Artist

Franklin Lafayette (“Fate”) Becham

born Crawford County, GA 1871-died Crawford County, GA 1958
Also known as
  • Fate Becham
Born
Crawford County, Georgia, United States
Died
Crawford County, Georgia, United States
Nationalities
  • American
Biography

Stamped on the upper left loop handle of this whiskey jug [Double Handled Whiskey Jug 1986.65.29] are the initials "FLB," identifying marks of the Georgian potter, Fate Becham. The 1850 census in Crawford County identified Fate's father, "Wash," and his four uncles as "Jug makers," a statistic that also applied to eighteen potteries operating in the same county before 1907. With the widespread destruction of livestock during the Civil War, the corn harvests shifted from feed to whiskey, which required enormous quantities of stoneware for its storage and sale.
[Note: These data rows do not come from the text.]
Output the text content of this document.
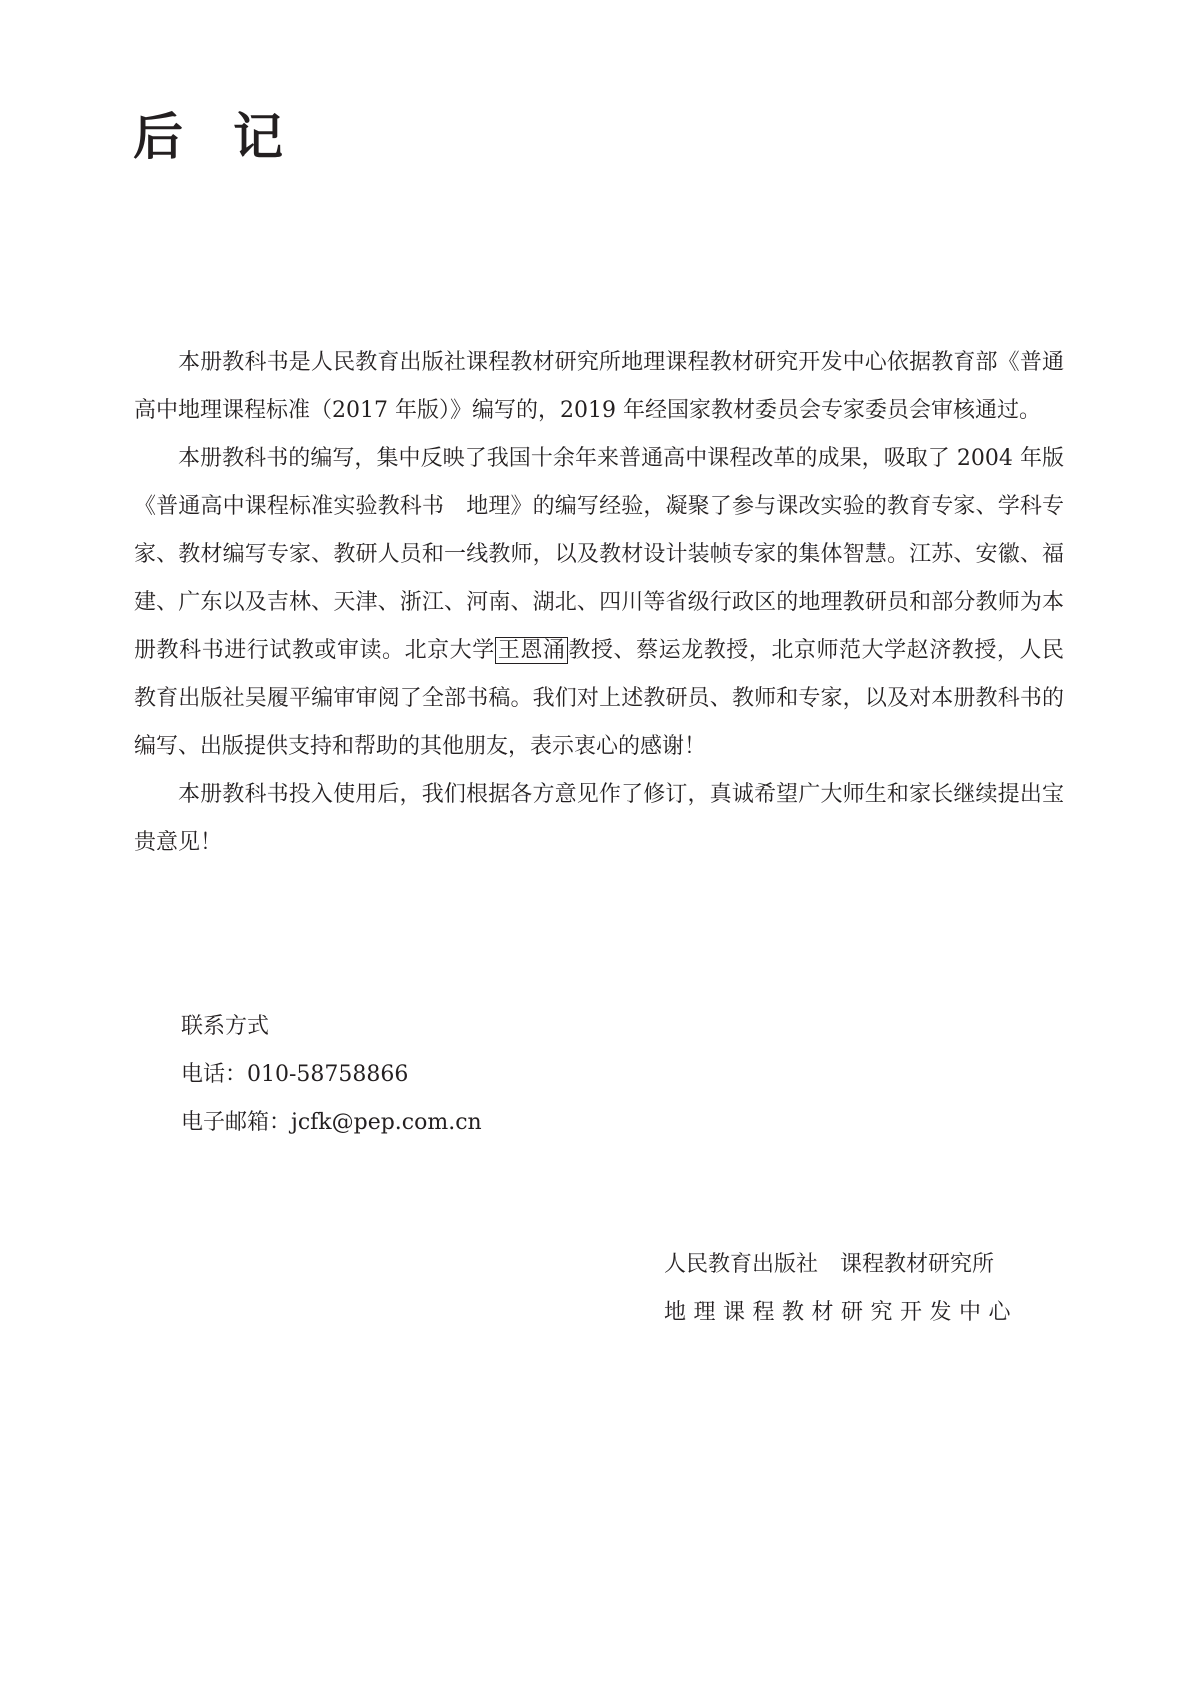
后 记

本册教科书是人民教育出版社课程教材研究所地理课程教材研究开发中心依据教育部《普通高中地理课程标准（2017 年版）》编写的，2019 年经国家教材委员会专家委员会审核通过。

本册教科书的编写，集中反映了我国十余年来普通高中课程改革的成果，吸取了 2004 年版《普通高中课程标准实验教科书　地理》的编写经验，凝聚了参与课改实验的教育专家、学科专家、教材编写专家、教研人员和一线教师，以及教材设计装帧专家的集体智慧。江苏、安徽、福建、广东以及吉林、天津、浙江、河南、湖北、四川等省级行政区的地理教研员和部分教师为本册教科书进行试教或审读。北京大学 王恩涌 教授、蔡运龙教授，北京师范大学赵济教授，人民教育出版社吴履平编审审阅了全部书稿。我们对上述教研员、教师和专家，以及对本册教科书的编写、出版提供支持和帮助的其他朋友，表示衷心的感谢！

本册教科书投入使用后，我们根据各方意见作了修订，真诚希望广大师生和家长继续提出宝贵意见！

联系方式
电话：010-58758866
电子邮箱：jcfk@pep.com.cn
人民教育出版社 课程教材研究所
地理课程教材研究开发中心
Potters of eastern Crawford County, such as the Bechams, specialized in liquor jugs, which were sold as fast as they could be made. Wash's sons, Fate and Jack, continued the family tradition until Prohibition curtailed the demand for jugs. Fate stopped working as a potter around 1918.
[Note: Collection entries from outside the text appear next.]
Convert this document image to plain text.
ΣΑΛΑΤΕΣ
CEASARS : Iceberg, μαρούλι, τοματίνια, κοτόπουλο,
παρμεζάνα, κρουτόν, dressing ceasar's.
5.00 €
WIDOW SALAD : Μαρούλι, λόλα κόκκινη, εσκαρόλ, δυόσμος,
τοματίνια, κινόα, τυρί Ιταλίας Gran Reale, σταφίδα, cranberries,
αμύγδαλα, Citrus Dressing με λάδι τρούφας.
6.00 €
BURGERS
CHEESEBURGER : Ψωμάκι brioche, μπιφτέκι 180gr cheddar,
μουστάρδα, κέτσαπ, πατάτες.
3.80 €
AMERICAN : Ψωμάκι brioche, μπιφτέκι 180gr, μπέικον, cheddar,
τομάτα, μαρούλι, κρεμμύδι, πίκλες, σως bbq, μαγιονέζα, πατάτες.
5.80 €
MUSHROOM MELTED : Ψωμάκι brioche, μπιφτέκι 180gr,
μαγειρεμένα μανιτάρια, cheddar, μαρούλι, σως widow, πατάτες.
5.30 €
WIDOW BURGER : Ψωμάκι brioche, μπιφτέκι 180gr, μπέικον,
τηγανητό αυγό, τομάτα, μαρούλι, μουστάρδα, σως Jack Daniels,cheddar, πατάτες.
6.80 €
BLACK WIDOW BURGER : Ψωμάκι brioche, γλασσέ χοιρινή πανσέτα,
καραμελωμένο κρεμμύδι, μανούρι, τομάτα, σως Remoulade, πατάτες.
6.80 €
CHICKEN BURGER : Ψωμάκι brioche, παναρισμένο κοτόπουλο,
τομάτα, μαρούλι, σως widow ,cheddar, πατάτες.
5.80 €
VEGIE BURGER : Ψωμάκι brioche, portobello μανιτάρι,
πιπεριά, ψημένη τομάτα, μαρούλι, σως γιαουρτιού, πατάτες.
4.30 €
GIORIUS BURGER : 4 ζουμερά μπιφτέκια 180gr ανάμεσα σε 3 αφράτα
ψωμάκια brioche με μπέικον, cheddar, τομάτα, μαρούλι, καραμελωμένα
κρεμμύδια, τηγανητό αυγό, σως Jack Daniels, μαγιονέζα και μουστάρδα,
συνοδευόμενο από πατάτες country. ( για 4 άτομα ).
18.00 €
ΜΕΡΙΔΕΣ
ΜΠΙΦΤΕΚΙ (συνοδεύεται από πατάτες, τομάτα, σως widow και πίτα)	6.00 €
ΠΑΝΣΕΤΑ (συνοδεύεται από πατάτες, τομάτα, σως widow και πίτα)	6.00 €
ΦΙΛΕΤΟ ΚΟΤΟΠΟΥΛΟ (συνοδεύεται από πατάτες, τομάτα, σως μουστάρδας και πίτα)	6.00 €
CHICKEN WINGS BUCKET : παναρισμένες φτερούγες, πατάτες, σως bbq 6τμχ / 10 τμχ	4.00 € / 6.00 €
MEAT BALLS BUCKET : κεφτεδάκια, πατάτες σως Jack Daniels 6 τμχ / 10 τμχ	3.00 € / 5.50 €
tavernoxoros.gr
Lynda Roscoe Hartigan Made with Passion: The Hemphill Folk Art Collection in the National Museum of American Art (Washington, D.C. and London: National Museum of American Art with the Smithsonian Institution Press, 1990)

Luce Artist Biography

Franklin Lafayette "Fate" Becham was a jugmaker from eastern Crawford County, Georgia (Lynda Hartigan, Made with Passion, 1990). The loss of livestock during the Civil War reduced the demand for animal feed, so corn harvests were used to make whiskey, which was stored and sold in large stoneware jugs. Fate and his brother Jack produced large liquor jugs until the 1920s, when demand fell after Prohibition began.